My daughter was born just 14 days after our school district has a standard cutoff date for Kindergarten.
She will turn 5 in a couple of days and will wait another year until she can start kindergarten at the same school as her older sister. The great “are they ready for kindergarten” debate is a hot one among people who have children born around the start of school, and I am no different than others, it is on my mind too! Some people think that it is beneficial to be the oldest child in the class because things will come easier to them in the academic and physical arenas, also known as “red-shirting” a child. On the other hand, parents will argue that being the youngest in a class has no real disadvantages if the child shows school readiness and is prepared to be challenged in a way that preschool cannot provide. The debate is one that every parent who has a child on the cusp of kindergarten might face.
I spent time with some kindergartners this summer and actually felt that my daughter was socially, emotionally, and academically more advanced than many of these kids.
By no means is she a gifted child, she falls within what I would think is the norm, but stacked up against what the definition of “kindergarten ready” is, I think she could hold her own. I have been asked several times if we are going to challenge the cutoff date and ask for a variance so she can start early. I have been asked if I am frustrated that she misses the cut off by a mere two weeks.
Honestly though, why do I need to push her?
Although she seems like she could be ready for school she could also use a bit more support in the emotional arena. Then there is the issue of how fast they grow up! My oldest daughter just started second grade and the past two years literally flew by. Once school begins it seems like time starts to perpetually get faster! Another year of having her home with me, playing, fine tuning her small motor skills, making connections at preschool, and getting to be a “kid” isn’t a bad thing. Plus if she were to start kindergarten now she could be mixed in with kids who have been red-shirted, making an age difference of over a year to some of her peers. If she is ready now, just imagine how ready she will be next year when the time comes. Giving her the extra year and start when she is the oldest in the class must also come with its advantages, right? She will be more mature than some of the other children, gross motor and fine motor skills will be more developed, and all around things should come easier for her.
BUT, do I always want things to come easy for her?
I want her to be challenged and learn that you have to work hard at things before you can master them. We know many children that she will head off to kindergarten with her and I tend to feel that my daughter is a bit more “developed” in many areas than her peers. Maybe this is because she has an older sister or because she socializes with kids who are several years older than her.

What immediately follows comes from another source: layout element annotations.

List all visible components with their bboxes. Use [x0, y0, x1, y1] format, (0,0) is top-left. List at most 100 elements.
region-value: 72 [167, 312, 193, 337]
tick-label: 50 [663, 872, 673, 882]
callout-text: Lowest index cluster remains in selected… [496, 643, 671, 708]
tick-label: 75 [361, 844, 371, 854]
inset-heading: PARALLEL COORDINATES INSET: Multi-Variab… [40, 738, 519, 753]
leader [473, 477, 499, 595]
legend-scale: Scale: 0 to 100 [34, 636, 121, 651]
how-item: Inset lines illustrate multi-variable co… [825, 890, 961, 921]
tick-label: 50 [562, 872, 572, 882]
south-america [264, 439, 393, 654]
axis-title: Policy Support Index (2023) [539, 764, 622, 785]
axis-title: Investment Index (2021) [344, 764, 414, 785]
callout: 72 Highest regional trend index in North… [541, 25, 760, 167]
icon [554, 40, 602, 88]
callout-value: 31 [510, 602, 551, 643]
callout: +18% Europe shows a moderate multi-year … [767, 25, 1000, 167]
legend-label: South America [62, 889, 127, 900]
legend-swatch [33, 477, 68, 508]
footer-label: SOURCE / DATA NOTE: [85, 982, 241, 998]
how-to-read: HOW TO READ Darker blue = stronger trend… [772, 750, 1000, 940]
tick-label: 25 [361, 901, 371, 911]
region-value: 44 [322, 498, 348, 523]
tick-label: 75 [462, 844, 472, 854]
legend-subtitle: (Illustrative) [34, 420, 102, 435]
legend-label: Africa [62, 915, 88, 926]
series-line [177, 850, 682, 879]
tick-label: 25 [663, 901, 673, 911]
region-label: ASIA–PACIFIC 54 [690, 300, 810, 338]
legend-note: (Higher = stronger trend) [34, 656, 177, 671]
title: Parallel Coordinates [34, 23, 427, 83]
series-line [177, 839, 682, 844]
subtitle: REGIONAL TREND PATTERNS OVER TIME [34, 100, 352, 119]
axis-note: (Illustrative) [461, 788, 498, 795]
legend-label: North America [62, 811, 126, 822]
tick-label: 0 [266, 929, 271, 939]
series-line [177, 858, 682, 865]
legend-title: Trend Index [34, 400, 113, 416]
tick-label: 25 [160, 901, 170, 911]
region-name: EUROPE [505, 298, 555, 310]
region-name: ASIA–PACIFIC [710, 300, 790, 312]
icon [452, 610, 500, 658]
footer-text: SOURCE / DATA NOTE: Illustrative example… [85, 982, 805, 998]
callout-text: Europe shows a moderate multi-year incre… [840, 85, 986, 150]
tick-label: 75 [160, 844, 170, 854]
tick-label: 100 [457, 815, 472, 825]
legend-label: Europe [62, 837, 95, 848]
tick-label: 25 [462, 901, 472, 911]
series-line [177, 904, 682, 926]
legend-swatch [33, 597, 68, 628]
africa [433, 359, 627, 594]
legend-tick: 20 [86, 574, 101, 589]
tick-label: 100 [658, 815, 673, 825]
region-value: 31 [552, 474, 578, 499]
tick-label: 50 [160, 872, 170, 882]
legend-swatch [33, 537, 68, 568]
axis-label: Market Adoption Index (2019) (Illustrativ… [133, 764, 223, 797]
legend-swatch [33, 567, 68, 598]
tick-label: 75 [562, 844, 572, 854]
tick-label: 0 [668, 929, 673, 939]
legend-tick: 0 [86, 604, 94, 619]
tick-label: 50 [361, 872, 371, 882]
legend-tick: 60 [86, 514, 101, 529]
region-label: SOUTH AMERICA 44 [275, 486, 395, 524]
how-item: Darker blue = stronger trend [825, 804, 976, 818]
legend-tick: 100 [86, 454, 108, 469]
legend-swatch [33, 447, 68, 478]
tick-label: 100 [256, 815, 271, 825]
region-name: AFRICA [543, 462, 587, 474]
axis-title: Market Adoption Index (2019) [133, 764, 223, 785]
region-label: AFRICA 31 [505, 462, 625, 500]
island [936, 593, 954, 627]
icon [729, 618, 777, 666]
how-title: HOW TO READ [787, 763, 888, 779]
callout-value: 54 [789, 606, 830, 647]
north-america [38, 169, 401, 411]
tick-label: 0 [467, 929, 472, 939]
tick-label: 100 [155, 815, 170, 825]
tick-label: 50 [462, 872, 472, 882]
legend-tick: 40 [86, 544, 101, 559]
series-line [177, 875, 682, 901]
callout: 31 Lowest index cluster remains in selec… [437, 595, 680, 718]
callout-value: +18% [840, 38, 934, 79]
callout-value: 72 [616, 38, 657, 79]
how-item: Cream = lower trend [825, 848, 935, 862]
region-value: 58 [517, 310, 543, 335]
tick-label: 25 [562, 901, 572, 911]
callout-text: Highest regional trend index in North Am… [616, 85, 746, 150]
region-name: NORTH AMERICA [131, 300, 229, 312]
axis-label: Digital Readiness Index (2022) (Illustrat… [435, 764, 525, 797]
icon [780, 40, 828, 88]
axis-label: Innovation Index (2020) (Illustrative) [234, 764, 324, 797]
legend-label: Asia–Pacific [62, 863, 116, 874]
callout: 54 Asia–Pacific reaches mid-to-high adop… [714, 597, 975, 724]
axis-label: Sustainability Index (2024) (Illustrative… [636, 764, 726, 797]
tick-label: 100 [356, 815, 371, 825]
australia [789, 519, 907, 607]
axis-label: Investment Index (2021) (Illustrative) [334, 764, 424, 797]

Won’t this put her at a disadvantage? I’m not sure that being the oldest in the class is what is best for all kids. Will she hit puberty before some of her friends? Will her interests change faster than the other kids? Who will she look up to or will she always be pegged to be the “leader” because she is older?
For us I think the best decision that we can come to is to let her have another year at home, at preschool, exploring what being 5 years old is all about. This is time that I won’t get back with her when she is 18 and heading off to college. School is going to be an exciting adventure when it does start but it is a chaotic one. I want more time with her to snuggle, to watch her play at the park, and most of all to spend with her younger sister who will be sad when all of the playmates have gone off to learn. So much learning though is happening now! We can embrace that see the value she will gain from staying home another year.